= Delhi School of Journalism protests =

Protests by Students of Delhi School of Journalism, were a series of continuous protests done by students against the Delhi School of Journalism administration and University of Delhi administration in the time period between 2018 and 2020.

It was done demanding basic infrastructure, hostel, reduction of semester fees and hiring of permanent faculty. The protests gathered support from multiple student organisations such as AISA, NSUI, and Chatra RJD.

== Background ==
Delhi School of Journalism started in 2017 through a makeshift arrangement hosted at University Stadium in North Campus of University of Delhi. It did not have any proper classrooms and infrastructure needed for functioning of a Journalism course. The administration promised to resolve all issues and provide necessary infrastructure in few months. Students of inaugural batch started to demand minimum infrastructure since March 2018. As a result, a temporary library was started with seating capacity of 6 people for a batch of 120 students.
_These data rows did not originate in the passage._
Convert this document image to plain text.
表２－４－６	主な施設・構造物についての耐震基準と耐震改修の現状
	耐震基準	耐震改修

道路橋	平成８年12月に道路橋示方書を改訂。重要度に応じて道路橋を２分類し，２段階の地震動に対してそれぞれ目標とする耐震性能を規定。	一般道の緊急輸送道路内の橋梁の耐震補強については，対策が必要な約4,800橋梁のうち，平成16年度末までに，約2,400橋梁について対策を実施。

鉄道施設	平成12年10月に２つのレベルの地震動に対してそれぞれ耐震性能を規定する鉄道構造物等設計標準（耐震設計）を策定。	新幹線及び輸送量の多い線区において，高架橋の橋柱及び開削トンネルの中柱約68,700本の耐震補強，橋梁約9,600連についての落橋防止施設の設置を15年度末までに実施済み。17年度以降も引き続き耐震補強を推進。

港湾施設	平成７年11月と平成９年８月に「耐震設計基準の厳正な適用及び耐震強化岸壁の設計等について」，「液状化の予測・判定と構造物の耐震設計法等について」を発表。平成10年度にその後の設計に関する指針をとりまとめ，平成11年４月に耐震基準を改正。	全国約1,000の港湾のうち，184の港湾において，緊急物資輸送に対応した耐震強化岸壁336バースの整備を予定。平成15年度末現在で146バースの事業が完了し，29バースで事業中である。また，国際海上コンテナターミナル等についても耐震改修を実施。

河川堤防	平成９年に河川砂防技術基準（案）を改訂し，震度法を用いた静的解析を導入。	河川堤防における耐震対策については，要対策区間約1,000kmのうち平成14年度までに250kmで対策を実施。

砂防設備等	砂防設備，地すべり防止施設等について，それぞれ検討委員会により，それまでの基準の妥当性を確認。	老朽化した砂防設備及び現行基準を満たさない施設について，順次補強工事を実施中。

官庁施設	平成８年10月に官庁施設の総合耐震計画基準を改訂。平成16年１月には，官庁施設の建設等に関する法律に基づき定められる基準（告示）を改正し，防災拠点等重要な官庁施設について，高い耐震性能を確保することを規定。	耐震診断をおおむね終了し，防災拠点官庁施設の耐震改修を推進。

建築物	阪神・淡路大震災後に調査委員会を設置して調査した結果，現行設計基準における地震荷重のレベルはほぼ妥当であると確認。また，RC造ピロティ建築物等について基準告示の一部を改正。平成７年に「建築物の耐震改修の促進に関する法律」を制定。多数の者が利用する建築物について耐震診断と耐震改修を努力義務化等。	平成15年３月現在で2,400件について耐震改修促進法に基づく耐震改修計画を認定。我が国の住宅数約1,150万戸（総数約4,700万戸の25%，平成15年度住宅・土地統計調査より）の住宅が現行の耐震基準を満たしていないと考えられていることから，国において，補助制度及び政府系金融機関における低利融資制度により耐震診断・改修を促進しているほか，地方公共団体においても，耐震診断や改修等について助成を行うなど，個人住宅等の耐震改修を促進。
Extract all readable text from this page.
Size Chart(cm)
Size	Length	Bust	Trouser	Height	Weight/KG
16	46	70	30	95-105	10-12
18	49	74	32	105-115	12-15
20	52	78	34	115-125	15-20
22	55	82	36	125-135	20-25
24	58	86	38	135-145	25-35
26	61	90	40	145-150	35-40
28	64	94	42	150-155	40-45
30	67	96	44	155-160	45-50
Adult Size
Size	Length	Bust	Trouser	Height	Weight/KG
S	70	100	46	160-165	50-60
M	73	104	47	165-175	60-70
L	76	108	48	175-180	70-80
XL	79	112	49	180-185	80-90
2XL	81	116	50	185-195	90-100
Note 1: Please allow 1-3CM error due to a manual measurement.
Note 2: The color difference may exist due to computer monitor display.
Later, with no progress happening and with start of technical papers in the second year, the demand of basic infrastructure and media lab took momentum and students started their agitation which continued for more than a year in phases.

== Demands ==
The students started indefinite sit in protest and classes were suspended. The demands of students included media lab, access to university central library, sporting facilities, a proper cafeteria, review of fees, permanent appointment of faculty, hostel facility for outsiders, removal of compulsory foreign language courses and I.C.T lab. There were also allegations of mismanagement of funds and students demanded an independent investigation body and immediate removal of Honorary Director Professor J. P. Dubey and Officer on Special Duty Manasvini M. Yogi.

== Suspension ==
Eight students were suspended including Prashant Yadav, Suman Shekhar, Neel Madhav, Shivani, Mohammad Ali, Ankit Shukla and Alishan Jafri between protests for allegedly blocking the directors door and not letting the classes function. The suspension gathered solidarity from across the spectrum. The suspension was later revoked and a written promise was made to resolve all their issues in a limited time frame by Neeta Sehgal, the proctor of University of Delhi.

== Hunger strike ==
Students resorted to agitation again after their demands were not met as promised. The students in a bid to meet the Vice Chancellor of Delhi University climbed the gates of his office and a police action was followed. Six of protesting students started an indefinite hunger strike soon after and other students started a reach out campaign to engage other Delhi University students. The hunger strike gathered mass support from various leaders and organisations such as Manoj Jha, DUTA, JNUSU, Jamia, AISA, NSUI other students and colleges in Delhi. The hunger strike continued for five days and was broken on sixth day with a resolve to organise a mass rally against privatization, Delhi University administration and the MHRD. Students organised a mass "Chhatra Sangrash Rally" in the North Campus of University of Delhi.

== Aftermath ==
The protests resulted into bringing small substantial changes but failed to make any large impact. The protests is credited to put the university administration on backfoot on their plans of new self financing courses. The students continued to raise their grievance at different levels even after.